CILEGON, RUBRIKBANTEN – Di tengah berlangsungnya sidang paripurna istimewa DPRD Kota Cilegon untuk mendengarkan pidato Presiden Prabowo menjelang peringatan HUT ke-80 Kemerdekaan RI, Himpunan Mahasiswa Islam (HMI) Cabang Cilegon melontarkan kritik pedas terhadap kebijakan anggaran Pemkot.

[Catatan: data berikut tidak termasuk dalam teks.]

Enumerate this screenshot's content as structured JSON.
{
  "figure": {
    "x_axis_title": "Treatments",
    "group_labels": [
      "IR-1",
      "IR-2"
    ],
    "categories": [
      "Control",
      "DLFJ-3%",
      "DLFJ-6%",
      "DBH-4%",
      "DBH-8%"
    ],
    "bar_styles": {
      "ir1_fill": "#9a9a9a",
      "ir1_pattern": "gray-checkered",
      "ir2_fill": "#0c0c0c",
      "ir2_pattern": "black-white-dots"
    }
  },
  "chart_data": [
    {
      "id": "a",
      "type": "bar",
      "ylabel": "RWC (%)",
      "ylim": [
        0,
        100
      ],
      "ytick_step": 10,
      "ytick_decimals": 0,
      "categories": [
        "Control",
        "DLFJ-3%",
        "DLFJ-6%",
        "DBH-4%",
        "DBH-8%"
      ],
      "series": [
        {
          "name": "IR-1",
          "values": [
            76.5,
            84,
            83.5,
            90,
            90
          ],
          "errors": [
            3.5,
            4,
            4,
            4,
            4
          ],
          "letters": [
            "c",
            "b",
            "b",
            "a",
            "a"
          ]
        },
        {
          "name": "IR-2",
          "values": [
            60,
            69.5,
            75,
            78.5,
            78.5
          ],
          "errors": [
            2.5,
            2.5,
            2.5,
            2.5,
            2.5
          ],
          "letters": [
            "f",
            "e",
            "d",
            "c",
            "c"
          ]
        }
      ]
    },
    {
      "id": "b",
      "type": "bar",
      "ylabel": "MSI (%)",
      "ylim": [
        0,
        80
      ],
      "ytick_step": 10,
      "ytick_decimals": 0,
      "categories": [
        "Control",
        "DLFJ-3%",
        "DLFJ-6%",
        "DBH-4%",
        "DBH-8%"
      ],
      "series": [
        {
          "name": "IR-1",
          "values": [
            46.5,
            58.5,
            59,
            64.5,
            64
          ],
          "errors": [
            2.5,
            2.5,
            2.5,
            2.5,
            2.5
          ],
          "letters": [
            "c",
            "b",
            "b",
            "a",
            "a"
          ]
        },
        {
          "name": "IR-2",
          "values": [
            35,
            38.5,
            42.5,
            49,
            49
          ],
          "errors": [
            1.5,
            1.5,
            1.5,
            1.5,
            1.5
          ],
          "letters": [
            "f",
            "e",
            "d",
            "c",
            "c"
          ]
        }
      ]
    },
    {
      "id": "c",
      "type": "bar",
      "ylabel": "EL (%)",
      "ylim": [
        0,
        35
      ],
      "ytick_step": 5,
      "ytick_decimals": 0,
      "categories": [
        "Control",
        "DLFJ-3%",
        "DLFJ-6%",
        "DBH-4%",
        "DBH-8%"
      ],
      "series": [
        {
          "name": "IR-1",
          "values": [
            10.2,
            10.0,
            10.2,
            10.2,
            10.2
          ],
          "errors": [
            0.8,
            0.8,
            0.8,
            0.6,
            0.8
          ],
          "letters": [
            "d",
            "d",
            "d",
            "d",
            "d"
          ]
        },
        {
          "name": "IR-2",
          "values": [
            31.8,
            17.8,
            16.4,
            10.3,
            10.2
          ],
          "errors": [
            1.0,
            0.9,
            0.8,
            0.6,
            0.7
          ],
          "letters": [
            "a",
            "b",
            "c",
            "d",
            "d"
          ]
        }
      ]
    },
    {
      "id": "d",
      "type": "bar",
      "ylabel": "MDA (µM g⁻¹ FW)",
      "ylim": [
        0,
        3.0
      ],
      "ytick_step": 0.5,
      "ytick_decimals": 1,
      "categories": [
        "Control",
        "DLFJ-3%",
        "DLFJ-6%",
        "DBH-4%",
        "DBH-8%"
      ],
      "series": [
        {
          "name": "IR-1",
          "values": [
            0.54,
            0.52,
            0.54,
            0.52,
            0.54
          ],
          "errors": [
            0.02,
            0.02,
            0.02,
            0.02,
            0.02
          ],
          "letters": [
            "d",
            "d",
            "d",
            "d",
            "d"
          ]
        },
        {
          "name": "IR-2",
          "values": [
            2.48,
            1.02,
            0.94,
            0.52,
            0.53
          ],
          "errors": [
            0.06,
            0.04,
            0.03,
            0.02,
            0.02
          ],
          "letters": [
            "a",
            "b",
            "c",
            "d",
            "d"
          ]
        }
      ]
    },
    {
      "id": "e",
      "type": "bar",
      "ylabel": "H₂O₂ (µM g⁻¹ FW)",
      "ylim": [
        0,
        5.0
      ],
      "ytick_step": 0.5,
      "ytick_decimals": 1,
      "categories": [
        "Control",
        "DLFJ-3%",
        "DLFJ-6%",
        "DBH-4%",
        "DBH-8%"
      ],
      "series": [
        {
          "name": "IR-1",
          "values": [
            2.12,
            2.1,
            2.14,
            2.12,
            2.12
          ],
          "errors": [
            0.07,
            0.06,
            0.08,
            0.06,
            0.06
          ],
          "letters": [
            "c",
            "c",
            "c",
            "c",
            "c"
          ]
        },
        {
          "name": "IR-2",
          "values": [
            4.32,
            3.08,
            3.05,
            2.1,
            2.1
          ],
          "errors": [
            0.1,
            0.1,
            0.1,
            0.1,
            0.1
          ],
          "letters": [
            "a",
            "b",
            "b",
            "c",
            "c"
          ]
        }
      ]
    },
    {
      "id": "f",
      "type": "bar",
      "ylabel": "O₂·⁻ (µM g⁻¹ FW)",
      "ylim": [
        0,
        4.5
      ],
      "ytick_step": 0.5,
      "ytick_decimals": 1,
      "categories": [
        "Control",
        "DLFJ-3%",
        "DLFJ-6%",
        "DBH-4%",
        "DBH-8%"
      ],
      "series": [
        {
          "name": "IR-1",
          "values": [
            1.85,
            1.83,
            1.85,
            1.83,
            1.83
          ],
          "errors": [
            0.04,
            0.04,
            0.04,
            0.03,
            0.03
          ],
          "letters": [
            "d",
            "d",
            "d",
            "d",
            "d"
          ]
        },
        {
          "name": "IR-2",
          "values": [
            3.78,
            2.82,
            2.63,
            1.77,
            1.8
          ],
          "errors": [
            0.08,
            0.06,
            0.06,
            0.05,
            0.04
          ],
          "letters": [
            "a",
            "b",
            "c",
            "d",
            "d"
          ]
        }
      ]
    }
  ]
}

Berdasarkan data DTSEN 2025, tercatat 36.192 keluarga atau 24,93% rumah tangga di Cilegon masuk kategori Desil 1–4, mulai dari sangat miskin hingga rentan miskin. Rinciannya:
- Desil I (Sangat Miskin): 6.126 keluarga (4,22%)
- Desil II (Miskin): 8.231 keluarga (5,67%)
- Desil III (Hampir Miskin): 10.021 keluarga (6,90%)
- Desil IV (Rentan Miskin): 11.814 keluarga (8,14%)
Total jiwa miskin mencapai 144.340 orang.
Ironisnya, di tengah tingginya angka kemiskinan tersebut, investasi yang masuk ke Cilegon selama empat tahun terakhir justru mencetak rekor:
- 2021: Rp17,8 triliun
- 2022: Rp32,9 triliun
- 2023: Rp38,6 triliun
- 2024 (hingga September): Rp29,8 triliun
Total kumulatif mencapai ±Rp119,1 triliun (Sumber: DPMPTSP).
Namun, menurut HMI, alokasi APBD justru tidak berpihak pada rakyat kecil. Tahun 2025, anggaran bantuan sosial (bansos) hanya sekitar Rp4 miliar atau 0,18% dari APBD Kota Cilegon yang mencapai Rp2,3 triliun. Sebaliknya, belanja pegawai membengkak hingga Rp977,56 miliar atau 42,4% APBD—melebihi batas maksimal 30% yang diatur UU No.1/2022 tentang Hubungan Keuangan antara Pemerintah Pusat dan Daerah (HKPD).
“Investasi triliunan masuk, tapi hampir seperempat keluarga di Cilegon masih rentan miskin. Dana bansos hanya 0,18% APBD, sementara belanja pegawai melanggar batas UU. Pemkot harus ubah prioritas nyata,” tegas Ketua HMI Cabang Cilegon, Rizki Andika.
Tuntutan HMI Cabang Cilegon:
- Realokasi anggaran untuk bansos dan pemberdayaan warga Desil 1–4.
- Program pelatihan dan penyerapan tenaga kerja lokal.
- Ketaatan pada porsi belanja pegawai ≤30% APBD.
- Transparansi penyaluran bansos melalui dashboard publik.
- Kolaborasi dengan industri lewat CSR untuk program sosial berkelanjutan.
Bagi HMI, Cilegon tidak akan “merdeka” secara ekonomi selama kebijakan fiskal lebih mengutamakan belanja birokrasi ketimbang kesejahteraan rakyat.